The reader is then thrust into 2016 where young up and coming art gallery owner Jay and his wife Mimi are adjusting to the birth of their child Elliot. And then there is his bald cat Celeste. Jay is totally dependent on his cat, believing that she stops him having the mysterious seizures that have plagued him from childhood. Mimi is less than sympathetic and the stresses of a new infant, possible infidelity and the recent death of Jay’s father place strain upon the relationship. And then Jay must travel to Berlin to look for the mother who abandoned him when he was only a small child. And it will be Celeste who will accompany him, not Mimi and his child.

What makes this novel so impacting, is the calm, almost nonchalant way that the reader becomes a reluctant voyeur as we at times uncomfortably observe the actions of the characters. I winced as Lou’s violence causes Yuki to start hiding and even justifying her bruises. Domestic violence while not openly discussed lends an uncomfortable complicity between reader and character. I also felt the slap of his indifference to her art and to her aspirations. The emotionally damaged Yuki may never comfortably find her fit within the American lifestyle paradigm, and the reader subconsciously cheers as she attempts to redeem her life and follow her own dream.

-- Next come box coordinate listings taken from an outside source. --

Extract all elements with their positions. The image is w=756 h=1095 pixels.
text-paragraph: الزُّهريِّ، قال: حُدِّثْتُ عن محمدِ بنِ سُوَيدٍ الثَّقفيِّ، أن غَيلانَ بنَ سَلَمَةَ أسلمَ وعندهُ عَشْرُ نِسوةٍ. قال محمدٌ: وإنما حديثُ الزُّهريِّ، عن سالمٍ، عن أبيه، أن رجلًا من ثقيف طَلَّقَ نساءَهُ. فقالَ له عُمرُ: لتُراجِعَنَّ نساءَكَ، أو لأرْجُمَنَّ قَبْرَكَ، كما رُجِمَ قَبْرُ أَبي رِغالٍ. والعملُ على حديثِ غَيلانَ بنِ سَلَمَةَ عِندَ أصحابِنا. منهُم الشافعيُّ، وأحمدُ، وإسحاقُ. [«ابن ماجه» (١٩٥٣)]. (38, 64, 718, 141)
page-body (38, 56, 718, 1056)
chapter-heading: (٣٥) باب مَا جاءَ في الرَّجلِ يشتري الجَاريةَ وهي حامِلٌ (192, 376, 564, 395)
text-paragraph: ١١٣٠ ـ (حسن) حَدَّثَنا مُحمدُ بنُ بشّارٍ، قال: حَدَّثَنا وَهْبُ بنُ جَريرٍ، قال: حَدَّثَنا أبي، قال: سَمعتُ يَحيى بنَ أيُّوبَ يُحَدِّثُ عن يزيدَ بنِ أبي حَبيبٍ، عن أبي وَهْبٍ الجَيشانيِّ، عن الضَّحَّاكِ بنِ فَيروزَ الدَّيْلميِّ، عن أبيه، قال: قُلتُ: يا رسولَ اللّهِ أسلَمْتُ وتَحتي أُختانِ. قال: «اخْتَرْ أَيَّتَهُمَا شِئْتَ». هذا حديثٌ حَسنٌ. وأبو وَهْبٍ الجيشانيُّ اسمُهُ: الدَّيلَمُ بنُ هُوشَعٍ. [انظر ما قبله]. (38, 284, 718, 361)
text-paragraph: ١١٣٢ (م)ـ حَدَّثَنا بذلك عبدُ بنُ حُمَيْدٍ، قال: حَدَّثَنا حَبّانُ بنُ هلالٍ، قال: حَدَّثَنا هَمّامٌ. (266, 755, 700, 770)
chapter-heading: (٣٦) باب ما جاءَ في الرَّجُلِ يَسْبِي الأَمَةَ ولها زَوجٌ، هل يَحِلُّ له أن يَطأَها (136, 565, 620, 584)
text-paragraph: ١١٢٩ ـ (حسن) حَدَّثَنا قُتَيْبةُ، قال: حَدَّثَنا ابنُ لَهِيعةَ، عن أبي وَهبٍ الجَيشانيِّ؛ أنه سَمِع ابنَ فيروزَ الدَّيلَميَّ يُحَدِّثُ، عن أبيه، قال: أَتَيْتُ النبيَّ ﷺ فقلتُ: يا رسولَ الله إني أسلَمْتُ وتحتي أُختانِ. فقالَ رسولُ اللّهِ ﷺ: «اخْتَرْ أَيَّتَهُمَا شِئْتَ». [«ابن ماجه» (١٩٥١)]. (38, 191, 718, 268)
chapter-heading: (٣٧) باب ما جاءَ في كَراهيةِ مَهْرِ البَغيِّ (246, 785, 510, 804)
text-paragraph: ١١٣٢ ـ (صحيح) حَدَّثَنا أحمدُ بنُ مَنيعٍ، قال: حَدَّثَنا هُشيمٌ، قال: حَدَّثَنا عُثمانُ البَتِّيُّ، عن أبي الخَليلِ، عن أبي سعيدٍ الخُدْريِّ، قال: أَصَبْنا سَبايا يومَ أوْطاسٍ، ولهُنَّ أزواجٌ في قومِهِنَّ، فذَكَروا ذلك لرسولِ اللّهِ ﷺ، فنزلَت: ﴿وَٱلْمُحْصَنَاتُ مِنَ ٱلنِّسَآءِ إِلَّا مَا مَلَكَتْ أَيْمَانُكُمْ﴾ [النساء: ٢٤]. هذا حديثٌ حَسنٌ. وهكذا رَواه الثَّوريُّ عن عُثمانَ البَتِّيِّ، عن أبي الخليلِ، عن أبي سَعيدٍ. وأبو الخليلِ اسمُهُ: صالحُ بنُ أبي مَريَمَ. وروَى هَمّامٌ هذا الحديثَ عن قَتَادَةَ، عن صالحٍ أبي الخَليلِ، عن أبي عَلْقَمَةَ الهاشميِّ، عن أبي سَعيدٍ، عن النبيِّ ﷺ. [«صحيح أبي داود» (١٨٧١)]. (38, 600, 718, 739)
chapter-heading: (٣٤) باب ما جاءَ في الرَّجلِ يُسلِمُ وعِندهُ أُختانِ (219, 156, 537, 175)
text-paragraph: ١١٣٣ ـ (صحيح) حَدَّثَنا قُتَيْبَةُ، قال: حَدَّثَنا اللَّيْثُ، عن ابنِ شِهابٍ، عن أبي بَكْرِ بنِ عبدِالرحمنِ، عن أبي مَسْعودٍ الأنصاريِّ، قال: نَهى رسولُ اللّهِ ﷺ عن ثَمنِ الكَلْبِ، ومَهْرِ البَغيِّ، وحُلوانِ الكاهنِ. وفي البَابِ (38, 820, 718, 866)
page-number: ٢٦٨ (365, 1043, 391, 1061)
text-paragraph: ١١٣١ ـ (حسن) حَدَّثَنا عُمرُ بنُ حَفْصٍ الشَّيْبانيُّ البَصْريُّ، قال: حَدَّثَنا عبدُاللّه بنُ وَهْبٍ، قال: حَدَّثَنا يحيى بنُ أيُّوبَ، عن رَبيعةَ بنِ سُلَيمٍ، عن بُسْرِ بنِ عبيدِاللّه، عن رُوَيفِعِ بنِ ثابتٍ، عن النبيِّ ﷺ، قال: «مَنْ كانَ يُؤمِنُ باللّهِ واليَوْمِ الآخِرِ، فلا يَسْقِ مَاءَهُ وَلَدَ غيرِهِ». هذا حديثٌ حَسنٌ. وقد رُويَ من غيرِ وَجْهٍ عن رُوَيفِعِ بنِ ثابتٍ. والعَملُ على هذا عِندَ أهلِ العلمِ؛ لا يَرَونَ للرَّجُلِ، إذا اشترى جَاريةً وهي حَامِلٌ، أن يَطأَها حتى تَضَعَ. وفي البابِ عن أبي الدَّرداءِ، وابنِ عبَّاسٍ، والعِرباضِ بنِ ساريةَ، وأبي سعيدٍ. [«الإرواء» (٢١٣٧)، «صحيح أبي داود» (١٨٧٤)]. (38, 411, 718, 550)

This is a beautifully written debut novel by Rowan Hisayo Buchanan. Harmless like You is sensitively written, cleverly plotted and has characters who although may not be endearing, are ultimately clearly understood through Rowan’s astute observation of the strangeness of human nature.  While we may not sympathise with them, we can at least understand their motivations and reasoning. An excellent first novel, and worthy of the many acclamations and commendations she has received.